Der Rheingauer Jung hatte 2000 im Zuge der CDU-Schwarzgeldaffäre als Staatsminister in Hessen sein Amt abgeben müssen. 2009, schon Arbeitsminister, trat er zurück als Folge der Kunduzaffäre in seiner Zeit als Verteidigungsminister.

CDU-Chef Volker Bouffier dankte Jung, die im Bundestag stellvertretender Vorsitzender ist, betont herzlich für seine Arbeit. Jung habe Höhen und Tiefen eines Politikerlebens erlebt, sagte Bouffier, das habe an seiner Stellung in der Landespartei nie etwas geändert. "Er war, ist und bleibt eines der besten Stücke der hessischen CDU".

Zum neuen scharz-grünen Bündnis in Hessen hatte Bouffier zuvor gesagt, in Hessen regiere erstmals eine Koalition, die Ökonomie und Ökologie in Einklang bringe. Für die Grünen war er voll des Lobes. Dass die A44 und die A49 nun zu Ende gebaut würden, sei keine Selbstverständlichkeit und den Grünen schwer gefallen, „aber es der Beweis für die Kompromissfähigkeit unseres Partners.“

Glanzvoll war die Bewerbungsrede für seine nunmehr dritte Kandidatur nicht, und auch Überraschungen waren angesichts der Koalitionsdisziplin nicht zu erwarten. Doch Bouffier gelang es einmal mehr, den richtigen Ton zu finden, um sich in einer Mischung aus Landesvater und Haudegen zu präsentieren, die die Mitglieder an ihm schätzen. Wurde seine Konsenspolitik vor der Landtagswahl von manchen CDU-Mitgliedern noch als gefährlich für die Partei erachtet, genießt er als Architekt von Schwarz-Grün höchste Wertschätzung.

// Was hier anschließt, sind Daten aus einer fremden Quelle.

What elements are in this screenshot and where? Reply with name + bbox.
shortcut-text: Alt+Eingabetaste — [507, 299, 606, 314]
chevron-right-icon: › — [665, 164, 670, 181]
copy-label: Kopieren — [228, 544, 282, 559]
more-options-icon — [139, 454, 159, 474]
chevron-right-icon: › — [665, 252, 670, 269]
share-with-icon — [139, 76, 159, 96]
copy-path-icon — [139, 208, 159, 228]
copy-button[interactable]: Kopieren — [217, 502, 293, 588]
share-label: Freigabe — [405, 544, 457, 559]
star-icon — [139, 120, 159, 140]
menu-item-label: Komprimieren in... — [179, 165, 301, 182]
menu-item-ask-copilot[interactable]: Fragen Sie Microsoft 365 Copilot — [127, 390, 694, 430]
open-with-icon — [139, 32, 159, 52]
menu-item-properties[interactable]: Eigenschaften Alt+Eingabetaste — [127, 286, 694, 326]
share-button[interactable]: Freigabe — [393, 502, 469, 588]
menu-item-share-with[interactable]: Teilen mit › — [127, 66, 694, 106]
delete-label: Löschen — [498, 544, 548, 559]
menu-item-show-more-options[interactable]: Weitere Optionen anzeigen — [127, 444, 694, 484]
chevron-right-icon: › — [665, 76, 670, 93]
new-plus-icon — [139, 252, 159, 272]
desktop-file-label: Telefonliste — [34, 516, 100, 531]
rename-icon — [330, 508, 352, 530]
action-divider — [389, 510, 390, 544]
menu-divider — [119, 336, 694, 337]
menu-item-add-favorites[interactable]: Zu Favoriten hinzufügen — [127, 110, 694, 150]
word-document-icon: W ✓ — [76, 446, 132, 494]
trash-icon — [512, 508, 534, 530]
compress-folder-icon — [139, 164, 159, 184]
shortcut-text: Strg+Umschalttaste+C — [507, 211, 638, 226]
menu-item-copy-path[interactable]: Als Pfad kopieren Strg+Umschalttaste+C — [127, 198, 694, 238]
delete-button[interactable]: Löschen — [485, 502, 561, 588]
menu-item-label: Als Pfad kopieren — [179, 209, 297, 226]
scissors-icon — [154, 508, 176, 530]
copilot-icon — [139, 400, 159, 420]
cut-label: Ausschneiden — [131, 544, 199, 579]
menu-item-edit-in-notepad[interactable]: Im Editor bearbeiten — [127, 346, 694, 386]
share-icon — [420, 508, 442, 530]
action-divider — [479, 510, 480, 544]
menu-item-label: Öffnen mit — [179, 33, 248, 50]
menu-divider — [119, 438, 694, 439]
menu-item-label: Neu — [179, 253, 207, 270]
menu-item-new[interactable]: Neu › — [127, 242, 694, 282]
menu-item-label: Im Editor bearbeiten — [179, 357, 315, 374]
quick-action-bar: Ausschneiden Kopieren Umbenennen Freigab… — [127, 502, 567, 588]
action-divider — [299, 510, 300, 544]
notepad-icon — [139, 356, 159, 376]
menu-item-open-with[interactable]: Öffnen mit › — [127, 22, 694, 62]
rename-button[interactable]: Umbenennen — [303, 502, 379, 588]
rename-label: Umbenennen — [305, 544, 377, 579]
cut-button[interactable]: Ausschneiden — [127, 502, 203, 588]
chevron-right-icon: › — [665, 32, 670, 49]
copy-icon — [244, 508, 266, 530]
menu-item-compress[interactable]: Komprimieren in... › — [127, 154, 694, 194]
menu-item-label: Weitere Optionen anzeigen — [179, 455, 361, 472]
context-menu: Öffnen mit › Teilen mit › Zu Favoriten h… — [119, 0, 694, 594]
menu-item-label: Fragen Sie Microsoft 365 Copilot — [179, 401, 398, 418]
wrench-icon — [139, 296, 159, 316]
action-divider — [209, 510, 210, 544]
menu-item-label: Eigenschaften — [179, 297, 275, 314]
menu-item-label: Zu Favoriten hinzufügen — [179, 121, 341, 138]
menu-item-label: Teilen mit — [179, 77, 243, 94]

Szenenapplaus bekam Bouffier, wenn er die SPD attackierte. Im Bund halte sie sich nicht an die Abmachungen der großen Koalition. Insbesondere Vize-Parteichef Ralph Stegner, den er als „Koalitionskrawallschachtel“ bezeichnete, steche dabei hervor, wenn er Gespräche mit den Linken oder „Merkel muss weg“ fordere. „Mit den Linken könnt ihr ein Land ruinieren, aber niemals erfolgreich regieren“, rief er der SPD zu.

Die Sozialdemokraten in Hessen, so Bouffier, beanspruchten die Übernahme politischer Führung, beschränkten sich aber „aufs Nörgeln. Wenn man Führung übernehmen will, muss man Flagge zeigen.“

Der alte und neue CDU-Chef beendete seine Ansprache mit einem flammenden Appell an seine Parteifreunde, für die Europa-Wahl zu werben: „Lasst Euch nicht von Kleinkram erschüttern“, Europa sei die politische Antwort auf die Folgen übersteigerten Nationalismus und die Schrecken zweier Weltkriege. Dies müsse man einer Generation vor Augen führen, die in den vergangenen 60 Jahren nie Krieg und Hunger erleben mussten.